There is a rope being pulled up with force P. The bottom of this rope is tied to a bent bar. The bent bar is shaped like an upside down U with the two ends stuck in a piece of fiberglass that has a thickness of t=(3/8) in. After the plywood on each "prong" is a washer and a screw-head. The screw going into the plywood has a diameter of 1/4 in and the washer has a diameter of 7/8 in. Allowable shear stress in the fiberglass is 300 osi and the allowable bearing pressure between the washer and the fiberglass is 550 psi.
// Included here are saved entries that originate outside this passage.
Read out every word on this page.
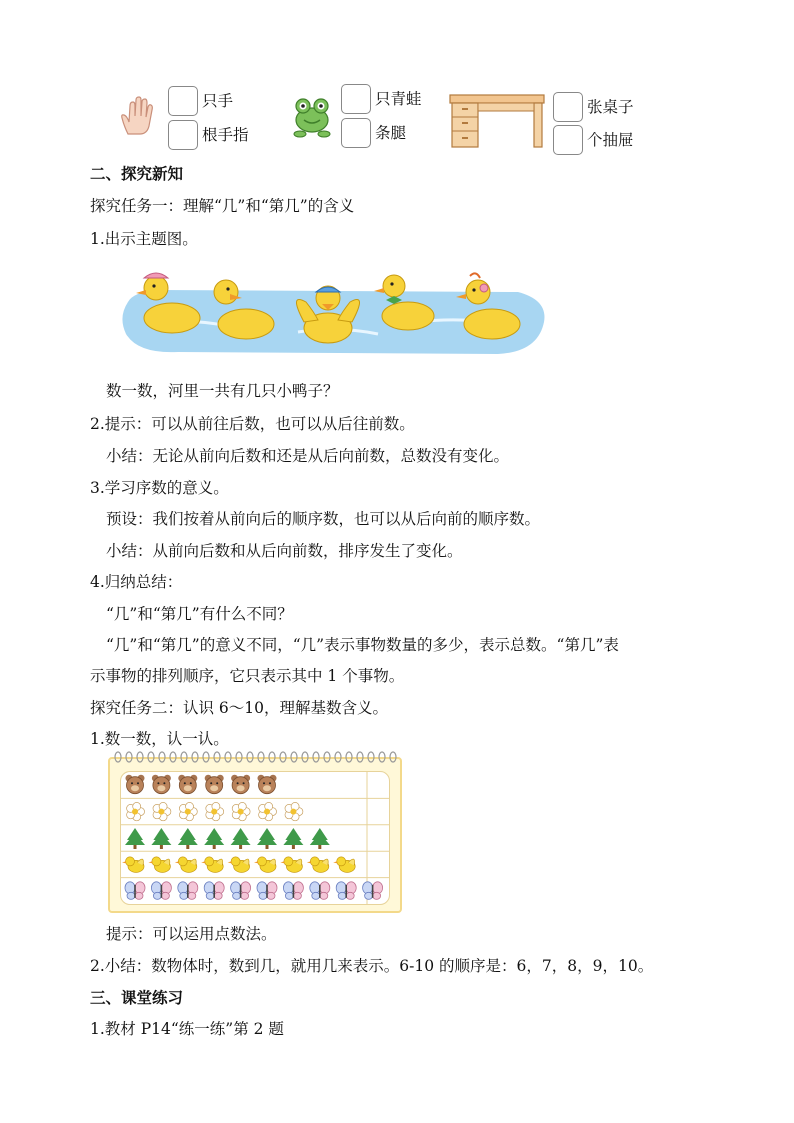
只手
根手指
只青蛙
条腿
张桌子
个抽屉
二、探究新知
探究任务一：理解“几”和“第几”的含义
1.出示主题图。
数一数，河里一共有几只小鸭子？
2.提示：可以从前往后数，也可以从后往前数。
小结：无论从前向后数和还是从后向前数，总数没有变化。
3.学习序数的意义。
预设：我们按着从前向后的顺序数，也可以从后向前的顺序数。
小结：从前向后数和从后向前数，排序发生了变化。
4.归纳总结：
“几”和“第几”有什么不同？
“几”和“第几”的意义不同，“几”表示事物数量的多少，表示总数。“第几”表
示事物的排列顺序，它只表示其中 1 个事物。
探究任务二：认识 6～10，理解基数含义。
1.数一数，认一认。
提示：可以运用点数法。
2.小结：数物体时，数到几，就用几来表示。6-10 的顺序是：6，7，8，9，10。
三、课堂练习
1.教材 P14“练一练”第 2 题
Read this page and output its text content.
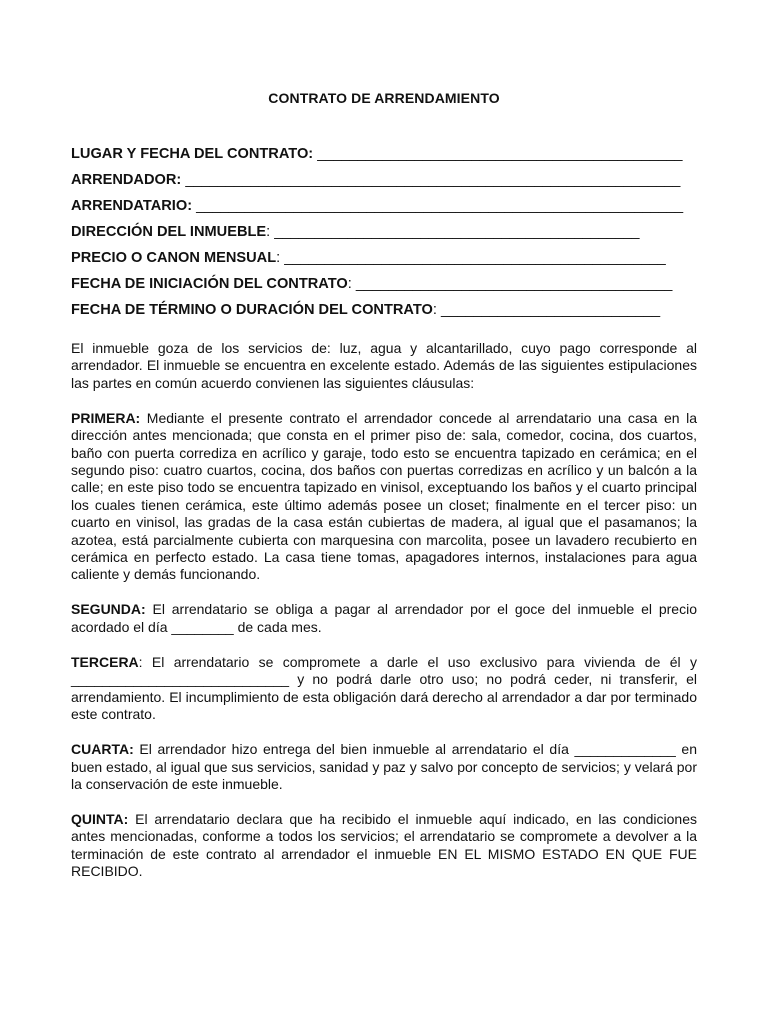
CONTRATO DE ARRENDAMIENTO
LUGAR Y FECHA DEL CONTRATO: _____________________________________________
ARRENDADOR: _____________________________________________________________
ARRENDATARIO: ____________________________________________________________
DIRECCIÓN DEL INMUEBLE: _____________________________________________
PRECIO O CANON MENSUAL: _______________________________________________
FECHA DE INICIACIÓN DEL CONTRATO: _______________________________________
FECHA DE TÉRMINO O DURACIÓN DEL CONTRATO: ___________________________

El inmueble goza de los servicios de: luz, agua y alcantarillado, cuyo pago corresponde al arrendador. El inmueble se encuentra en excelente estado. Además de las siguientes estipulaciones las partes en común acuerdo convienen las siguientes cláusulas:

PRIMERA: Mediante el presente contrato el arrendador concede al arrendatario una casa en la dirección antes mencionada; que consta en el primer piso de: sala, comedor, cocina, dos cuartos, baño con puerta corrediza en acrílico y garaje, todo esto se encuentra tapizado en cerámica; en el segundo piso: cuatro cuartos, cocina, dos baños con puertas corredizas en acrílico y un balcón a la calle; en este piso todo se encuentra tapizado en vinisol, exceptuando los baños y el cuarto principal los cuales tienen cerámica, este último además posee un closet; finalmente en el tercer piso: un cuarto en vinisol, las gradas de la casa están cubiertas de madera, al igual que el pasamanos; la azotea, está parcialmente cubierta con marquesina con marcolita, posee un lavadero recubierto en cerámica en perfecto estado. La casa tiene tomas, apagadores internos, instalaciones para agua caliente y demás funcionando.

SEGUNDA: El arrendatario se obliga a pagar al arrendador por el goce del inmueble el precio acordado el día ________ de cada mes.

TERCERA: El arrendatario se compromete a darle el uso exclusivo para vivienda de él y ____________________________ y no podrá darle otro uso; no podrá ceder, ni transferir, el arrendamiento. El incumplimiento de esta obligación dará derecho al arrendador a dar por terminado este contrato.

CUARTA: El arrendador hizo entrega del bien inmueble al arrendatario el día _____________ en buen estado, al igual que sus servicios, sanidad y paz y salvo por concepto de servicios; y velará por la conservación de este inmueble.

QUINTA: El arrendatario declara que ha recibido el inmueble aquí indicado, en las condiciones antes mencionadas, conforme a todos los servicios; el arrendatario se compromete a devolver a la terminación de este contrato al arrendador el inmueble EN EL MISMO ESTADO EN QUE FUE RECIBIDO.
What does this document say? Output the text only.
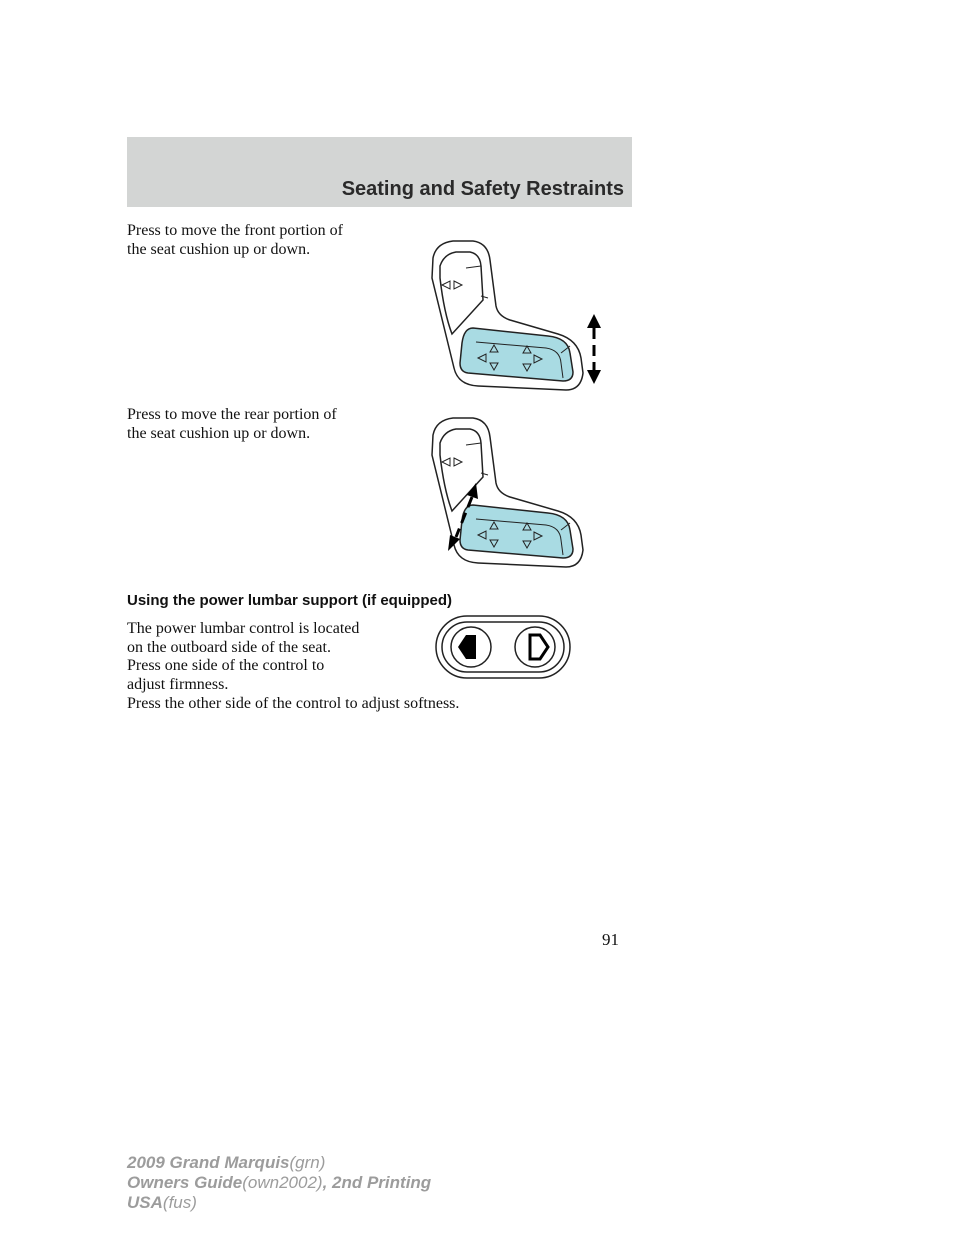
Seating and Safety Restraints
Press to move the front portion of
the seat cushion up or down.
Press to move the rear portion of
the seat cushion up or down.
Using the power lumbar support (if equipped)
The power lumbar control is located
on the outboard side of the seat.
Press one side of the control to
adjust firmness.
Press the other side of the control to adjust softness.
91
2009 Grand Marquis(grn)
Owners Guide(own2002), 2nd Printing
USA(fus)
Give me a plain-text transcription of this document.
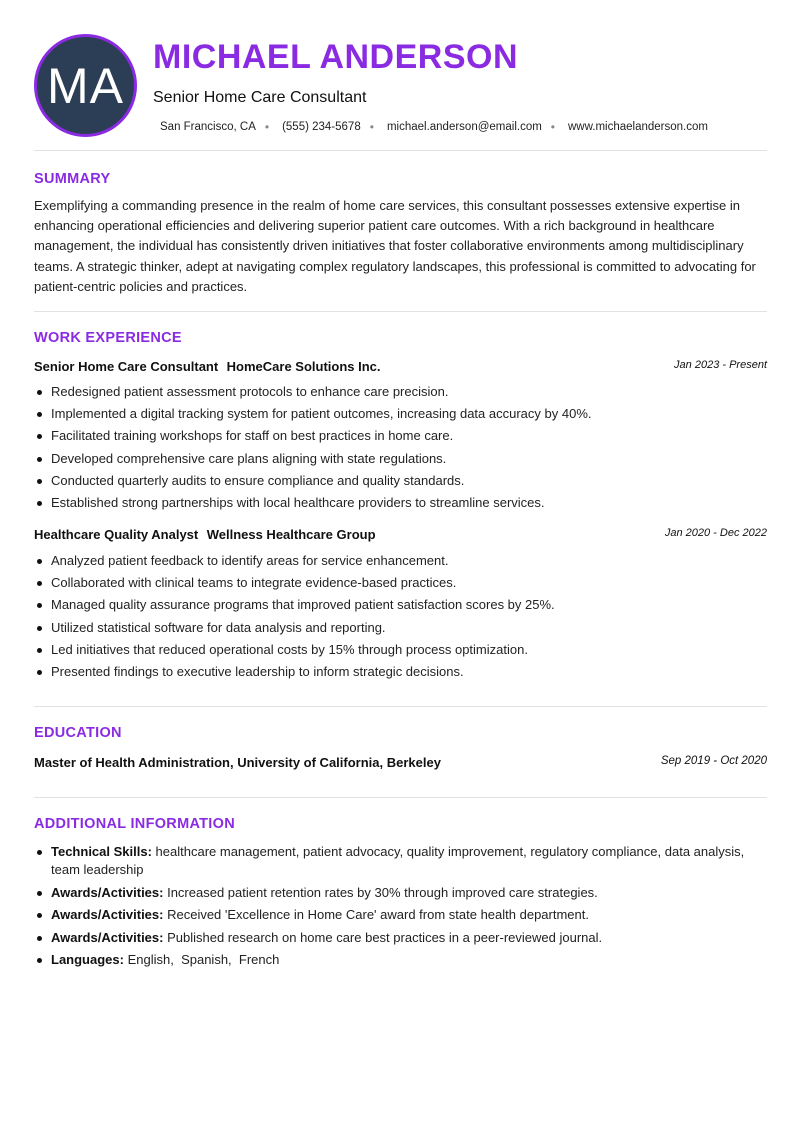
MA
MICHAEL ANDERSON
Senior Home Care Consultant
San Francisco, CA • (555) 234-5678 • michael.anderson@email.com • www.michaelanderson.com
SUMMARY

Exemplifying a commanding presence in the realm of home care services, this consultant possesses extensive expertise in enhancing operational efficiencies and delivering superior patient care outcomes. With a rich background in healthcare management, the individual has consistently driven initiatives that foster collaborative environments among multidisciplinary teams. A strategic thinker, adept at navigating complex regulatory landscapes, this professional is committed to advocating for patient-centric policies and practices.

WORK EXPERIENCE
Senior Home Care Consultant HomeCare Solutions Inc.	Jan 2023 - Present
Redesigned patient assessment protocols to enhance care precision.
Implemented a digital tracking system for patient outcomes, increasing data accuracy by 40%.
Facilitated training workshops for staff on best practices in home care.
Developed comprehensive care plans aligning with state regulations.
Conducted quarterly audits to ensure compliance and quality standards.
Established strong partnerships with local healthcare providers to streamline services.
Healthcare Quality Analyst Wellness Healthcare Group	Jan 2020 - Dec 2022
Analyzed patient feedback to identify areas for service enhancement.
Collaborated with clinical teams to integrate evidence-based practices.
Managed quality assurance programs that improved patient satisfaction scores by 25%.
Utilized statistical software for data analysis and reporting.
Led initiatives that reduced operational costs by 15% through process optimization.
Presented findings to executive leadership to inform strategic decisions.
EDUCATION
Master of Health Administration, University of California, Berkeley	Sep 2019 - Oct 2020
ADDITIONAL INFORMATION
Technical Skills: healthcare management, patient advocacy, quality improvement, regulatory compliance, data analysis, team leadership
Awards/Activities: Increased patient retention rates by 30% through improved care strategies.
Awards/Activities: Received 'Excellence in Home Care' award from state health department.
Awards/Activities: Published research on home care best practices in a peer-reviewed journal.
Languages: English,  Spanish,  French
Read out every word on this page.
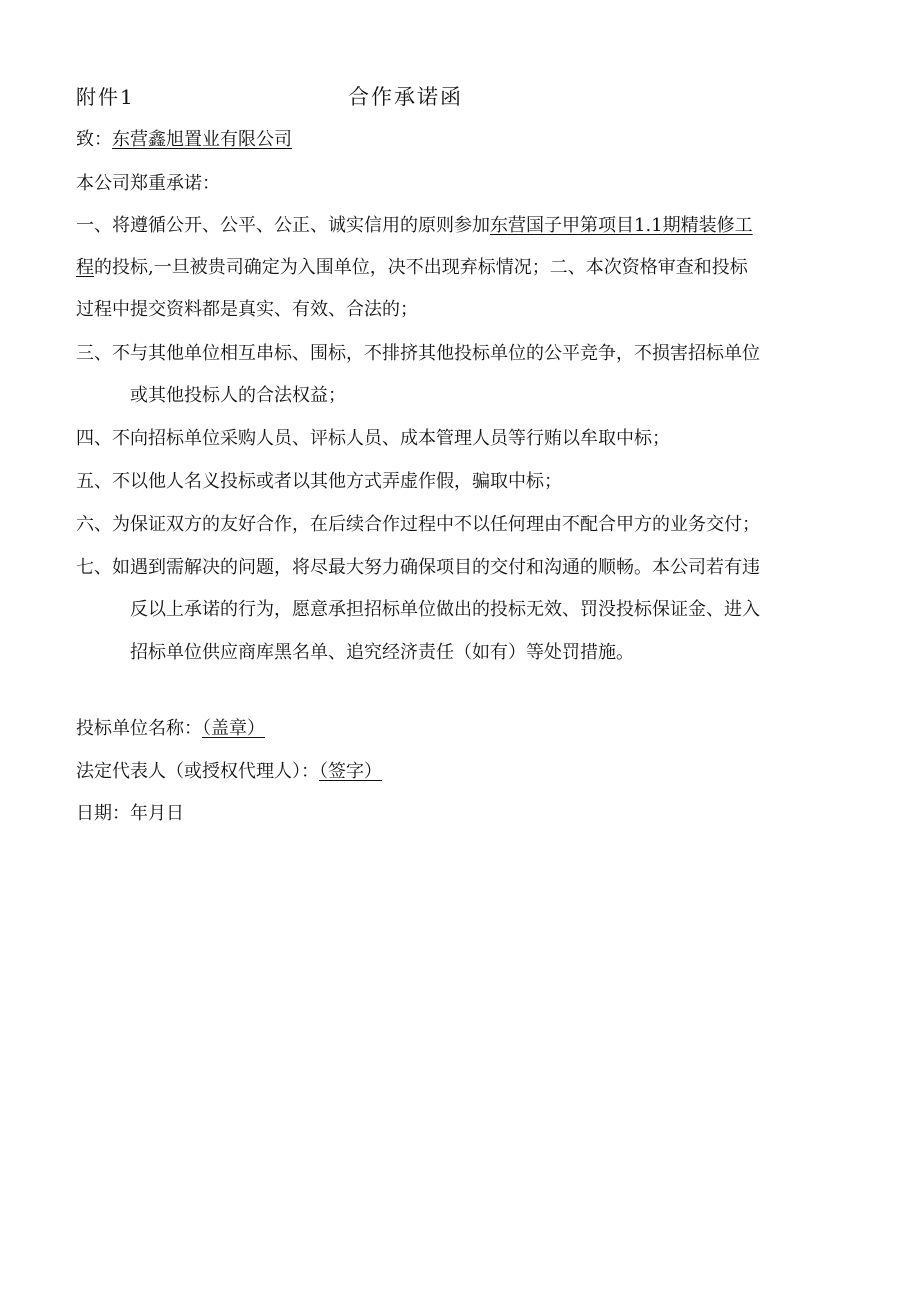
附件1	合作承诺函
致：东营鑫旭置业有限公司
本公司郑重承诺：
一、将遵循公开、公平、公正、诚实信用的原则参加东营国子甲第项目1.1期精装修工
程的投标,一旦被贵司确定为入围单位，决不出现弃标情况；二、本次资格审查和投标
过程中提交资料都是真实、有效、合法的；
三、不与其他单位相互串标、围标，不排挤其他投标单位的公平竞争，不损害招标单位
或其他投标人的合法权益；
四、不向招标单位采购人员、评标人员、成本管理人员等行贿以牟取中标；
五、不以他人名义投标或者以其他方式弄虚作假，骗取中标；
六、为保证双方的友好合作，在后续合作过程中不以任何理由不配合甲方的业务交付；
七、如遇到需解决的问题，将尽最大努力确保项目的交付和沟通的顺畅。本公司若有违
反以上承诺的行为，愿意承担招标单位做出的投标无效、罚没投标保证金、进入
招标单位供应商库黑名单、追究经济责任（如有）等处罚措施。
投标单位名称：（盖章）
法定代表人（或授权代理人）：（签字）
日期：年月日
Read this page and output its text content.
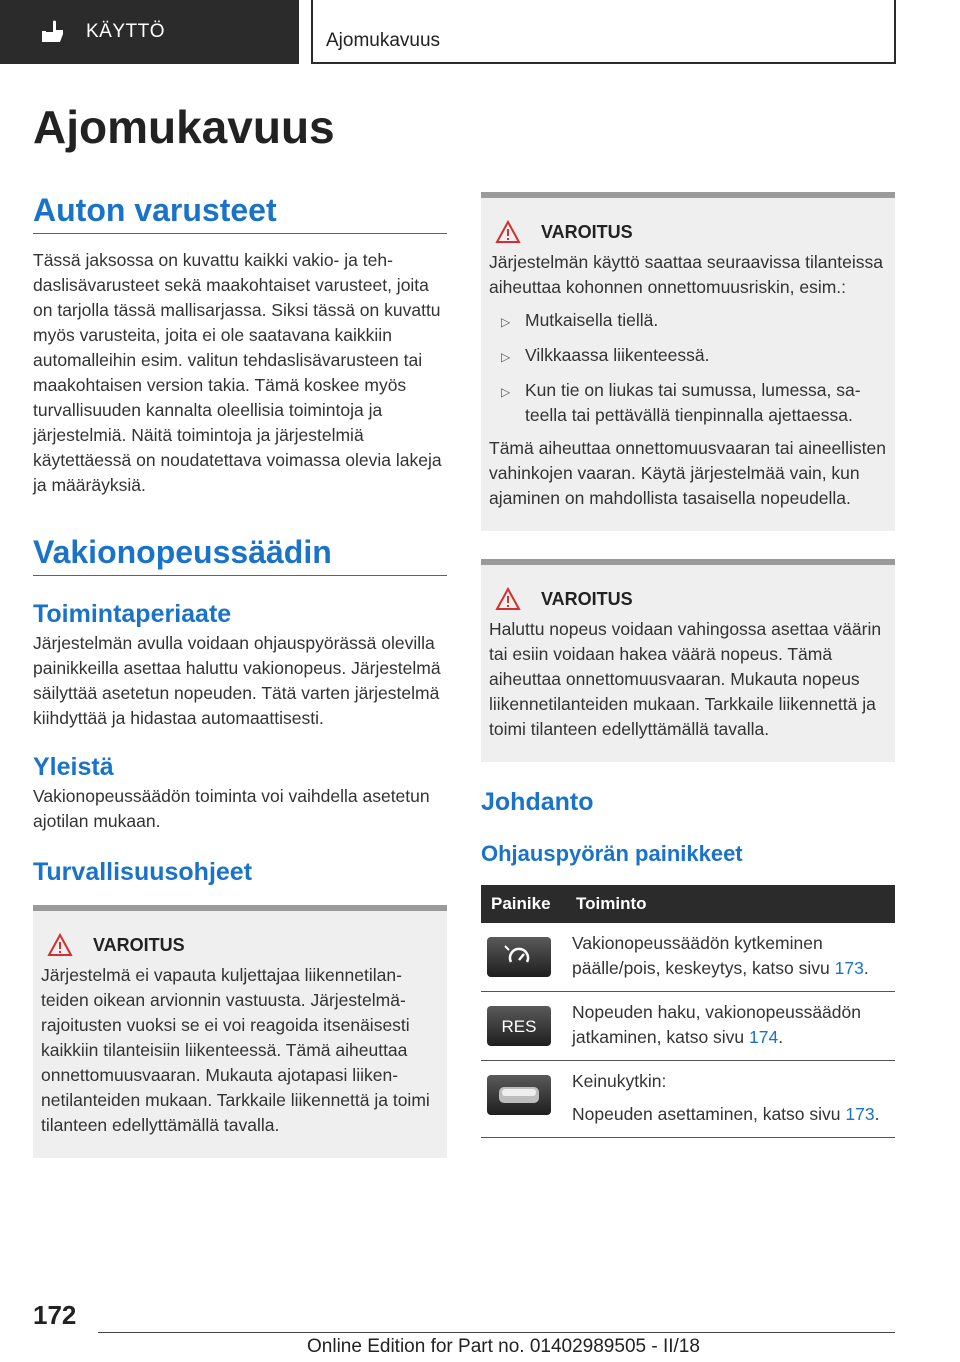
KÄYTTÖ	Ajomukavuus
Ajomukavuus
Auton varusteet
Tässä jaksossa on kuvattu kaikki vakio- ja tehdaslisävarusteet sekä maakohtaiset varusteet, joita on tarjolla tässä mallisarjassa. Siksi tässä on kuvattu myös varusteita, joita ei ole saatavana kaikkiin automalleihin esim. valitun tehdaslisävarusteen tai maakohtaisen version takia. Tämä koskee myös turvallisuuden kannalta oleellisia toimintoja ja järjestelmiä. Näitä toimintoja ja järjestelmiä käytettäessä on noudatettava voimassa olevia lakeja ja määräyksiä.
Vakionopeussäädin
Toimintaperiaate
Järjestelmän avulla voidaan ohjauspyörässä olevilla painikkeilla asettaa haluttu vakionopeus. Järjestelmä säilyttää asetetun nopeuden. Tätä varten järjestelmä kiihdyttää ja hidastaa automaattisesti.
Yleistä
Vakionopeussäädön toiminta voi vaihdella asetetun ajotilan mukaan.
Turvallisuusohjeet
VAROITUS
Järjestelmä ei vapauta kuljettajaa liikennetilanteiden oikean arvionnin vastuusta. Järjestelmärajoitusten vuoksi se ei voi reagoida itsenäisesti kaikkiin tilanteisiin liikenteessä. Tämä aiheuttaa onnettomuusvaaran. Mukauta ajotapasi liikennetilanteiden mukaan. Tarkkaile liikennettä ja toimi tilanteen edellyttämällä tavalla.
VAROITUS
Järjestelmän käyttö saattaa seuraavissa tilanteissa aiheuttaa kohonnen onnettomuusriskin, esim.:
▷ Mutkaisella tiellä.
▷ Vilkkaassa liikenteessä.
▷ Kun tie on liukas tai sumussa, lumessa, sateella tai pettävällä tienpinnalla ajettaessa.
Tämä aiheuttaa onnettomuusvaaran tai aineellisten vahinkojen vaaran. Käytä järjestelmää vain, kun ajaminen on mahdollista tasaisella nopeudella.
VAROITUS
Haluttu nopeus voidaan vahingossa asettaa väärin tai esiin voidaan hakea väärä nopeus. Tämä aiheuttaa onnettomuusvaaran. Mukauta nopeus liikennetilanteiden mukaan. Tarkkaile liikennettä ja toimi tilanteen edellyttämällä tavalla.
Johdanto
Ohjauspyörän painikkeet
Painike	Toiminto

	Vakionopeussäädön kytkeminen päälle/pois, keskeytys, katso sivu 173.

RES	Nopeuden haku, vakionopeussäädön jatkaminen, katso sivu 174.

Keinukytkin:
Nopeuden asettaminen, katso sivu 173.
172
Online Edition for Part no. 01402989505 - II/18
What is the allowable load on the tie-down?

The answer is 607 lb and 619 lb but I can't seem to figure how the book got this. Can anyone help me?

2. Jan 16, 2005

### Gokul43201

Staff Emeritus
$$550~psi = \frac {L}{A_{washer}}$$

$$A_{washer} = \frac{\pi}{4} (D^2_{out} - D^2 _{in})$$

Allowable load = 2L = 607.46 lbs

Similarly for the second part, keeping in mind that the relevant area, A for the shear stress is

$$A = \pi D_{out} \cdot t$$

This will give you load = 618.50 lbs

Do you understand why this is so ?

3. Jan 16, 2005

### Dyls

wow... you rock. Yeah I understand why. Thanks so much!

4. Jan 16, 2005

### Dyls

Well, actually I don't quite understand the shear stress part. Can you explain that?